Dr. Parker Duncan Diaz, the medical director at the Santa Rosa Community Health Center's Lombardi campus, spoke of a pregnant patient who thought she was perfectly healthy but actually had dangerously high blood pressure.
She would have to deliver her baby early, at 38 weeks, to prevent the possibility of eclampsia, which can cause seizures, he said.
"By having access to prenatal care, we not only saved a medical disaster, we probably saved two lives," he said. "This is what we all trained for, this is the purpose of our healthcare, to diagnose and treat things early, before they become disastrous, before they wind up in the emergency room and cost us even more to our system, and, ultimately, to our taxpayers," he said.
Dr.
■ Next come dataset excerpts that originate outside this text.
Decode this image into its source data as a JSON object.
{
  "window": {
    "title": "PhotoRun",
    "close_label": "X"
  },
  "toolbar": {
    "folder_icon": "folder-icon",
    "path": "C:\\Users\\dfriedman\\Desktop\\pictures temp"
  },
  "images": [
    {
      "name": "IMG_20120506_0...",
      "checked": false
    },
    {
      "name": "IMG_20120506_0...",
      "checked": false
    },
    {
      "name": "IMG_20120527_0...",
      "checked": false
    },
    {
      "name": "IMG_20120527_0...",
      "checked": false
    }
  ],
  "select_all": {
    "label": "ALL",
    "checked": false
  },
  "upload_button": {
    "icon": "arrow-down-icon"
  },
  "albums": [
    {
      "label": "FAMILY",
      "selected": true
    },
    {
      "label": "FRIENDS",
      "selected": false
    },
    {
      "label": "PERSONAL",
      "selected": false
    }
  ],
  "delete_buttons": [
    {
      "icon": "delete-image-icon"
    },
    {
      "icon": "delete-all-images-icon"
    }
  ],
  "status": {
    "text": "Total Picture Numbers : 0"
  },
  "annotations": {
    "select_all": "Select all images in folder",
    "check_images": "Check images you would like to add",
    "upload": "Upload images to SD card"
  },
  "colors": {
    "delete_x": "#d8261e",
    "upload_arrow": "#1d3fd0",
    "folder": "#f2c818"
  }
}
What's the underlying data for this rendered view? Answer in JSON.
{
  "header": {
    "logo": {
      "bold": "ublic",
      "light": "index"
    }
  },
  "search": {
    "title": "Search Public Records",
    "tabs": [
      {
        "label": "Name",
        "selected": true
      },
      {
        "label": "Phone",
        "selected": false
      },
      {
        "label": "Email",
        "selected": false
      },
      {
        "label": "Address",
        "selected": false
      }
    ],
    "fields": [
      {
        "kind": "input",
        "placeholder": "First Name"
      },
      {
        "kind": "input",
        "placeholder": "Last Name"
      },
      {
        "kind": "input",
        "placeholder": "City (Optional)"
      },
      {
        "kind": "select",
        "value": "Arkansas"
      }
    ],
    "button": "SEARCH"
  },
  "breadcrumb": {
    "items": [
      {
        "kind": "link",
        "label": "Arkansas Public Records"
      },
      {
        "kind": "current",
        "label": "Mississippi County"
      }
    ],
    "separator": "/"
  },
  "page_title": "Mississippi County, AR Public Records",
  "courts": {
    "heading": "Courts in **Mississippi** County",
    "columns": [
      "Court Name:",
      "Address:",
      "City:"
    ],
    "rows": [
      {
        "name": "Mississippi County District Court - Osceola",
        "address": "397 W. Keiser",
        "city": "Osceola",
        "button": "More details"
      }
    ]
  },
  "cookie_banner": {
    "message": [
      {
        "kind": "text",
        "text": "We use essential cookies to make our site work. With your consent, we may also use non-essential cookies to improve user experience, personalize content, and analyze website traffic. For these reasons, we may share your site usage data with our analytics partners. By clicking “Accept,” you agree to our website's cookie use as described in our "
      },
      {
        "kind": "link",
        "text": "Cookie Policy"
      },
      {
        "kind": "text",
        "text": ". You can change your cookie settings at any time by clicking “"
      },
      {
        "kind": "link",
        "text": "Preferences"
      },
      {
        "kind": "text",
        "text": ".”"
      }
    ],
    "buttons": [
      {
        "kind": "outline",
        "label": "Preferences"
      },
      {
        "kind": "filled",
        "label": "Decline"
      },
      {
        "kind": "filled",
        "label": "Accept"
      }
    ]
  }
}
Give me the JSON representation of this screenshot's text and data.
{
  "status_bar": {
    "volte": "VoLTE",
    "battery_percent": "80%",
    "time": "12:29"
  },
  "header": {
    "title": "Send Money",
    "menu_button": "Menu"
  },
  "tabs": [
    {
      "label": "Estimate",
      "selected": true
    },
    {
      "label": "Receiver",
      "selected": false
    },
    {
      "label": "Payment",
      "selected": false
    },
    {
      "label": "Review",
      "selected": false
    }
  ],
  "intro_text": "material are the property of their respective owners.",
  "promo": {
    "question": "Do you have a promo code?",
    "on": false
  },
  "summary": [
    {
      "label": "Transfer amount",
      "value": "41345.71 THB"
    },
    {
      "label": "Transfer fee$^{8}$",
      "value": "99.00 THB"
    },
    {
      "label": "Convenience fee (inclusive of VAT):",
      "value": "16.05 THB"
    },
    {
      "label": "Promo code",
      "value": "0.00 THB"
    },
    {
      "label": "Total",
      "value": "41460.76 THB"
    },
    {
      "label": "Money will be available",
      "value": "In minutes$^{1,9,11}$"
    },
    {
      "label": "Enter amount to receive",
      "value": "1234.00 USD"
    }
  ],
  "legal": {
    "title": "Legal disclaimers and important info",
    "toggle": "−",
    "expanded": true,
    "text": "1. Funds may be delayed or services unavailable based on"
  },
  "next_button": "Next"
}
Ginger Schechter, who retired as chief medical officer at the Santa Rosa VA Clinic, said veterans with specialized medical needs would suffer, which would impact the community's healthcare system overall.
"Less benefits for veterans, or lack of staff to care for them, will put a burden on our local systems that are often already busy, in need of more staff," Schechter said.
The Republican budget plan calls for extending temporary tax cuts passed in 2017 through 2034, which would add about $4.2 trillion to the federal deficit, according to the U.S. Treasury's Office of Tax Analysis.
To avoid a government shutdown, a spending bill with more detailed cuts must be passed by March 14 unless another temporary spending bill, known as a continuing resolution, is passed.